Alexandra Harris is an acclaimed writer, literary critic and cultural historian. She was educated at the University of Oxford and the Courtauld Institute and worked for ten years at the University of Liverpool. She Is now Professor of English at the University of Birmingham. Romantic Moderns: English Writers, Artists and the Imagination from Virginia Woolf to John Piper (2010) won the Guardian First Book Award, a Somerset Maugham Award and was shortlisted for the Duff Cooper Prize. Weatherland: Writers and Artists Under English Skies (2015) was shortlisted for the Ondaatje Prize and adapted for BBC Radio 4. A Fellow of the Royal Society of Literature, Harris reviews for the Guardian and other newspapers as well as writing for exhibition catalogues, working with artists and lecturing widely.  

 

Chair

Ruth Scurr is a writer, historian and literary critic and Fellow of Gonville & Caius College. Her first book, Fatal Purity: Robespierre and the French Revolution won the Franco-British Society Literary Prize (2006), was shortlisted for the Duff Cooper Prize (2006), long-listed for the Samuel Johnson Prize (2007) and was listed among the 100 Best Books of the Decade in The Times in 2009. Her second book, John Aubrey: My own Life was shortlisted for the 2015 Costa Biography Award and the James Tait Black Memorial Prize.

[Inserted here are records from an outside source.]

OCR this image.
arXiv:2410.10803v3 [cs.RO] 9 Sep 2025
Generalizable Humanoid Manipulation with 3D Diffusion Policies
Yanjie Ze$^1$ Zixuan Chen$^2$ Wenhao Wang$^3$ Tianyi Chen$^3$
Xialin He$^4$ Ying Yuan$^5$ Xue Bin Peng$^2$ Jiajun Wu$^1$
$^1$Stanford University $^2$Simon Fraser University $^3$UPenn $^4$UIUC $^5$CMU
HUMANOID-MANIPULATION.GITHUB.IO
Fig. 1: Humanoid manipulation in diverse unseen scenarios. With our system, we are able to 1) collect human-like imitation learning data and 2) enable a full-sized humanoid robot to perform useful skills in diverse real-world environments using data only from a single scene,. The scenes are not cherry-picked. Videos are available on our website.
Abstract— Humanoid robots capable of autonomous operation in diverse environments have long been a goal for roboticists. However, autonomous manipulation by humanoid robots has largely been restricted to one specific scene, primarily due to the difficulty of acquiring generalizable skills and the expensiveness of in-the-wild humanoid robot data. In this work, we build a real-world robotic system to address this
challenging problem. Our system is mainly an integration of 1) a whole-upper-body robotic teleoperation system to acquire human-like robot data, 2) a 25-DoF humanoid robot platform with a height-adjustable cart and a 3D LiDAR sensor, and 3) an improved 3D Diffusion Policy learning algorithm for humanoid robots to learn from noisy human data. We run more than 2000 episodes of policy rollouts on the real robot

Ruth writes widely for (including for The Times, the Times Literary Supplement, The Daily Telegraph, The Observer, The New Statesman, The London Review of Books, The New York Review of Books, and The Guardian. She judged on the Man Booker Prize panel, 2007; the Samuel Johnson Prize panel, 2014; and the PEN Hessell-Tiltman Prize panel, 2014, and is a Fellow of the Royal Society of Literature and member of the Folio Prize Academy. Ruth is an honorary patron of the festival.